Growing up, the Sagets lived in Northwest Philadelphia, where father Ben ran the meat department for Food Fair and Pantry Pride. When Ben Saget got a new job, the family moved to Norfolk, Va., for a decade.

From there, it was on to L.A. for most of Saget’s high school years until the Sagets did an about-face and returned to Abington in time for him to graduate. For college, Saget was the typical Temple commuter, taking public transportation while living at home. He’d already figured out that entertainment was his bag: comedy, singing and filmmaking.

“I opened for Frank Stallone at Stars, Stephen Starr’s old restaurant,” he said. “I did improv at the University of Pennsylvania and hung out with a bunch of guys called the Mixed Nuts. And I won the student Oscar for Through Adam’s Eyes, about my nephew who had his face reconstructed.”

He still has friends in the area, like dentist Sam Domsky.

“We met in college,” recalled Domsky, Saget’s former Mixed Nuts’ sidekick. “I wrote comedy for a bunch of male performers at Penn, while he did song parodies at coffee shops.

“I remember being somewhere listening to him doing stand-up and one of my buddies saying, ‘Someday, this guy’s going to be famous.’”

It hardly happened overnight, though. Saget enrolled at film school at the University of Southern California, but didn’t last long.

“I quit after a couple of days,” he told the Saturday Evening Post in 1990. “I was a cocky, overweight 22-year-old. Then I had a gangrenous appendix taken out, almost died and I got over being cocky or overweight.”

It would be a few years before he found success, though, which included performing at L.A’.s famed Comedy Store and The Improv and taking classes at The Groundlings, where his classmates included Kevin Costner and Barbi Benton.

But after spending six months telling jokes on PBS’ Morning Show, Full House came along. Saget’s career, which has included stints on HBO’s Entourage, a few short-lived sitcoms and his 2014 book Dirty Daddy: The Chronicles of a Family Man Turned Filthy Comedian has been busy ever since.

He’s also played on Broadway, both in a musical, The Drowsy Chaperone, and in the drama Hand to God.

Aside from his stand-up tour, he’s preparing to direct and star in Jake, a film about a 15-year-old crystal methamphetamine addict who goes through a family intervention.

But whatever he’s doing, the pain of what he’s lost is never forgotten.

That’s why he’s on the board of the Scleroderma Research Foundation (SRF), which researches the incurable autoimmune disease that killed his sister Gay at 47.

(His other sister, Andrea, died of a brain aneurysm at 34 some years before.)

“I love doing charity stuff,” said Saget. “But it’s nice to come home.”

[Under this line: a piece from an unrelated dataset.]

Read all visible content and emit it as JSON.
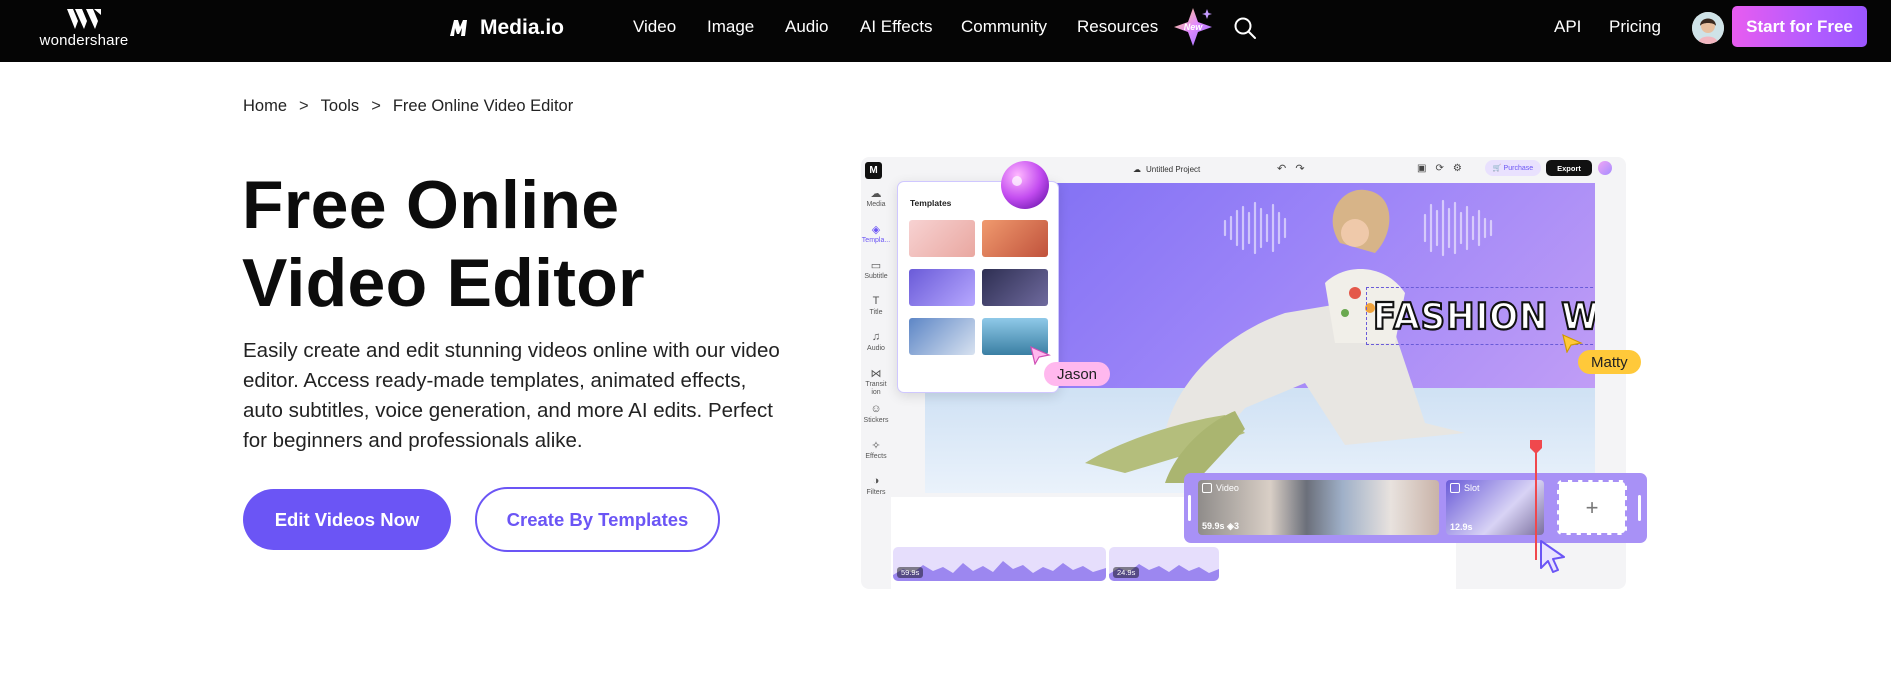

As much as he looks forward to his visit, Saget is distressed by the cemetery vandalism in his hometown.

“It breaks my heart to see what’s happening now,” he said. “I’m a human being, and I care about all people. To hear about atrocities at a grave site — I have family at Roosevelt [Memorial Park], which is nearby. The first thing I want to do when I get back there is go out and fix a bunch of headstones.

“It’s disgusting how people can act like that because of someone’s religion or race,” he added. “We deal with persecution no matter who and what we are.”

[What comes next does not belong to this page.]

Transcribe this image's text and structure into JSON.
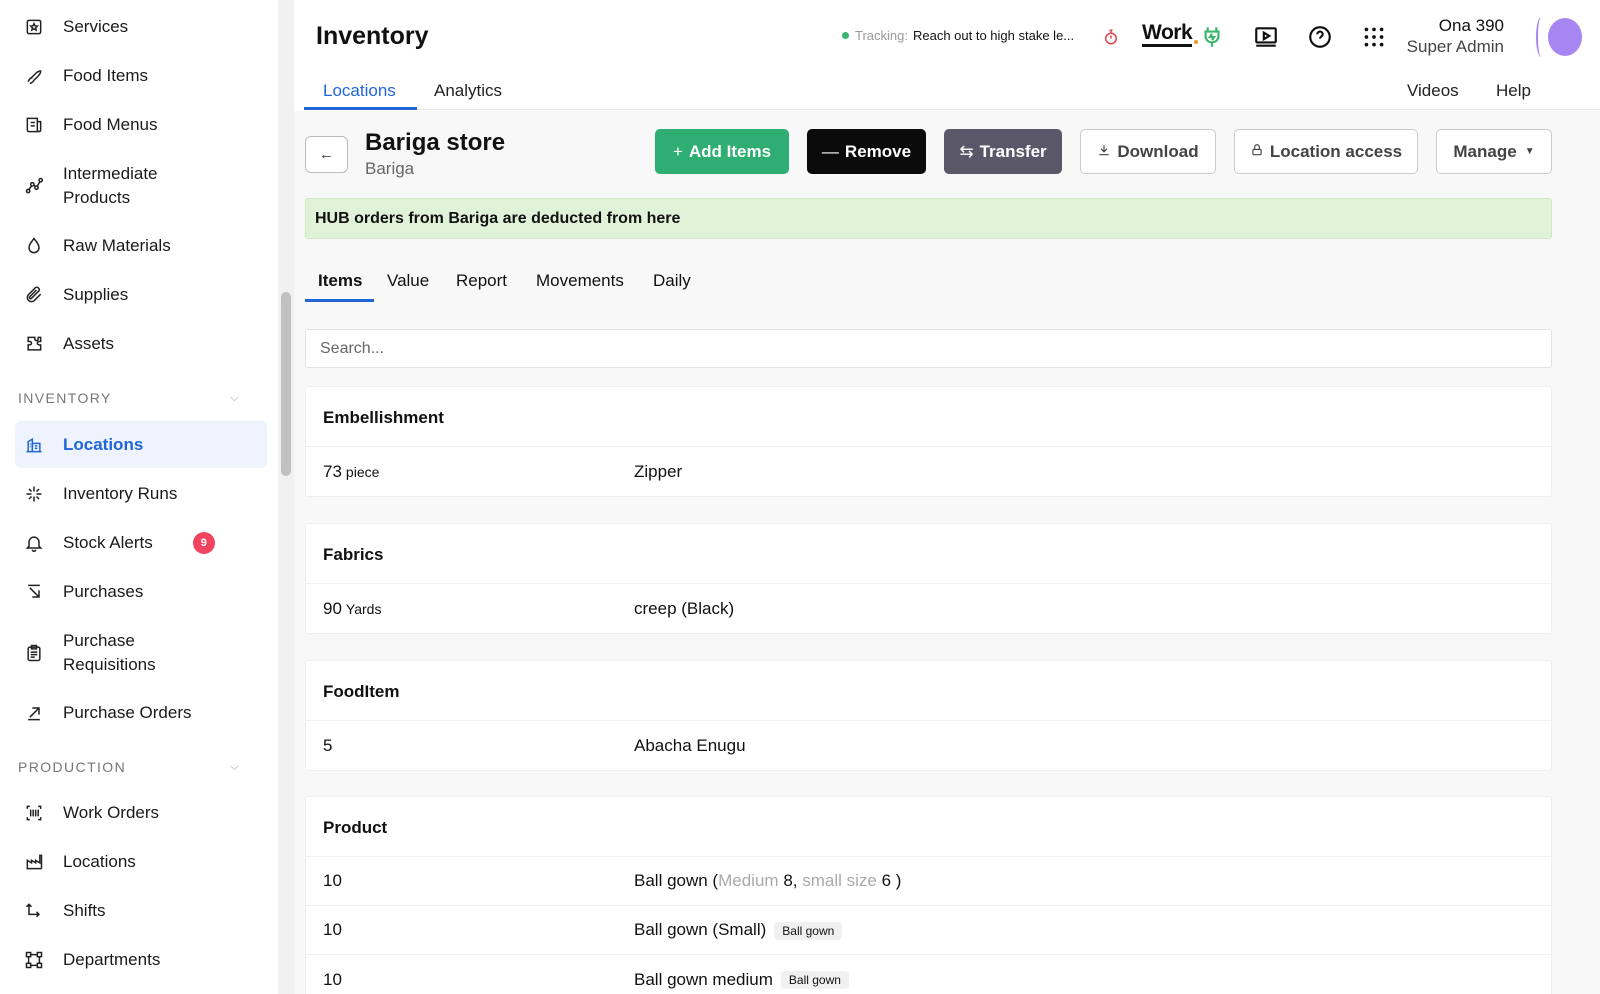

At the Keswick show, Saget will delve into more sober material than he has in the past, having toned down his stand-up since his 2014 Grammy-nominated special That’s What I’m Talkin’ About, which aired on Showtime.

“There’s a lot of serious stuff, like about my mother passing away a few years ago,” Saget said, “but there’s a lot of comedy and a lot of Jewish humor.

“I have more pride now than before about being a Jew,” he continued. “It’s what I am. I’m not very observant, but I like the traditions. And, at this time, when it feels like a fuse is being lit because of ignorance and lack of caring for your fellow man, I show my love through my comedy.”